Despite such efforts, Eissler estimates that as many as one-third of the women who deliver at Greater Southeast still have no prenatal care.

More recent efforts to fight infant mortality include an infant transport system run by the fire department to get threatened babies to hospitals with specialized care. Georgetown University Hospital last summer started a maternal transport system, the only one in the city, to get high-risk mothers throughout the area to the specialized facilities at Georgetown before they deliver.

And the city's hospitals only recently agreed to allow outside inspection teams to look at their nurseries, find flaws and make suggestions for improvements. The inspections began last week.
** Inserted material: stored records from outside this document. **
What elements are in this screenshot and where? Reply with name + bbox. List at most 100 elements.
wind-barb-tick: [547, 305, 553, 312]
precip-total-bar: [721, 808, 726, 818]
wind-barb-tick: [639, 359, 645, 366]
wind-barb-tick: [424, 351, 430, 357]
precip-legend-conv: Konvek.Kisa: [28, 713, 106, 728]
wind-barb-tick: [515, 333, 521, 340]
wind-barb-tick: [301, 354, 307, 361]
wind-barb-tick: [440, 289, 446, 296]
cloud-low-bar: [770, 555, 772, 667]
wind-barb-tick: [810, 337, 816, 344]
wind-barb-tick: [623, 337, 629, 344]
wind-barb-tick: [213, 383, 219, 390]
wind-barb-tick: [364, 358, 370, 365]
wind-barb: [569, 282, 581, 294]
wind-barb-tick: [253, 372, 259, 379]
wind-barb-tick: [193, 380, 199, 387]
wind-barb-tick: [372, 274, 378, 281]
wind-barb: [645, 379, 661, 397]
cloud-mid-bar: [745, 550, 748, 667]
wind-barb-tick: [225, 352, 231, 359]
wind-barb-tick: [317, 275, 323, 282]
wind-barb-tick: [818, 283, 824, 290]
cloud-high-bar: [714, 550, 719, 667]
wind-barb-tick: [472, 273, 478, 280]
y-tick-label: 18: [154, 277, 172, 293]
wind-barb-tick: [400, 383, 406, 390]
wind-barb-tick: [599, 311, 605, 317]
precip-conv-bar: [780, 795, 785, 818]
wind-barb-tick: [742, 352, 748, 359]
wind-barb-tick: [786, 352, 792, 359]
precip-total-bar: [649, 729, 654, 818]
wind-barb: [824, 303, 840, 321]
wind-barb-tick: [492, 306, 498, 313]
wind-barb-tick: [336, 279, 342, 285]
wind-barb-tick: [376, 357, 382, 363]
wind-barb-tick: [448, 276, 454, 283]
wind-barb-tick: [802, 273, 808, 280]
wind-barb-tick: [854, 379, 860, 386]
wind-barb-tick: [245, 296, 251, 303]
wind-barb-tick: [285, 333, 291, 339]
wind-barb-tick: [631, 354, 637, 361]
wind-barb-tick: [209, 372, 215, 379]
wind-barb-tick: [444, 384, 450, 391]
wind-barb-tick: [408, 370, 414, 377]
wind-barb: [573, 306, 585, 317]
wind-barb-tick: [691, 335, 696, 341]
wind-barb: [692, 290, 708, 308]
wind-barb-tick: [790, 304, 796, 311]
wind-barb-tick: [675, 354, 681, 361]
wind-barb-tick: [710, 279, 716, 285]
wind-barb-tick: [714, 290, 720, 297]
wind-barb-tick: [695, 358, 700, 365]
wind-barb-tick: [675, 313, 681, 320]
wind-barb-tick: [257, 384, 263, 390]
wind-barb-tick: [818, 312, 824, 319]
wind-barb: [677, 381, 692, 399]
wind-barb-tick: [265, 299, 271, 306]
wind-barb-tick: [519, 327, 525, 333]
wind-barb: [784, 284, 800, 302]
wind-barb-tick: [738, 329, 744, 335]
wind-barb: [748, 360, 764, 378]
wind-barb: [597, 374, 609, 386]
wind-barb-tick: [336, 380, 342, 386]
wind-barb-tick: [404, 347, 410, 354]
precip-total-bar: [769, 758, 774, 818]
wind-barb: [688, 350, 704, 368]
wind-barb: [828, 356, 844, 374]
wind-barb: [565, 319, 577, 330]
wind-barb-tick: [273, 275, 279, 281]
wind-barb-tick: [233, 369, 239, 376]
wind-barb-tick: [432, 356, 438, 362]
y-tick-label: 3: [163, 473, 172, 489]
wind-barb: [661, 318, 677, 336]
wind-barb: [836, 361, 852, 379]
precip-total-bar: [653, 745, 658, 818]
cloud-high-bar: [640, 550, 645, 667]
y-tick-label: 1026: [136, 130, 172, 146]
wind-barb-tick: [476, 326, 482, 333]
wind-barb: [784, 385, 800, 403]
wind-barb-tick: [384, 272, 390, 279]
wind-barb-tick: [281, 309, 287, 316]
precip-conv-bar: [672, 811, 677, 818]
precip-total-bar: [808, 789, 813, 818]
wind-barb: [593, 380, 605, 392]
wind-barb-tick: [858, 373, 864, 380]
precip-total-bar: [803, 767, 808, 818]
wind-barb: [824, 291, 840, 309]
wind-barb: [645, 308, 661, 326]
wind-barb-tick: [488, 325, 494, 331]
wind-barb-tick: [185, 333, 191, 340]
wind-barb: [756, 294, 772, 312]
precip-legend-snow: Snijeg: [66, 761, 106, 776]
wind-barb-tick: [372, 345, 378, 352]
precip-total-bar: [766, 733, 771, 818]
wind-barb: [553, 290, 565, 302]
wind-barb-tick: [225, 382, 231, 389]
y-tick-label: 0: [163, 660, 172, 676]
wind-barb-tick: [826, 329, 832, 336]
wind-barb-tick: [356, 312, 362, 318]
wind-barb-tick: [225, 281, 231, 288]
The Greater Washington Research Center has won funds to develop a pilot project aimed at preventing low-weight births and Mayor Marion Barry has asked city school officials to develop a family planning program for junior high schools.

In the middle of all this is the crucial issue of money, particularly with sharp cutbacks in federal funding.

The mayor's advisory board has formed a nonprofit foundation that will solicit funds for city programs from national corporations and foundations to help finance a $14.5 million wish list aimed at reducing infant mortality in the District. Most of the money would be used to provide more high-risk infant care at city hospitals.

"We have done such a tremendous job with Ward 8," said Niles, chairman of the city advisory board on infant health. "If the money runs out, we can only go backwards."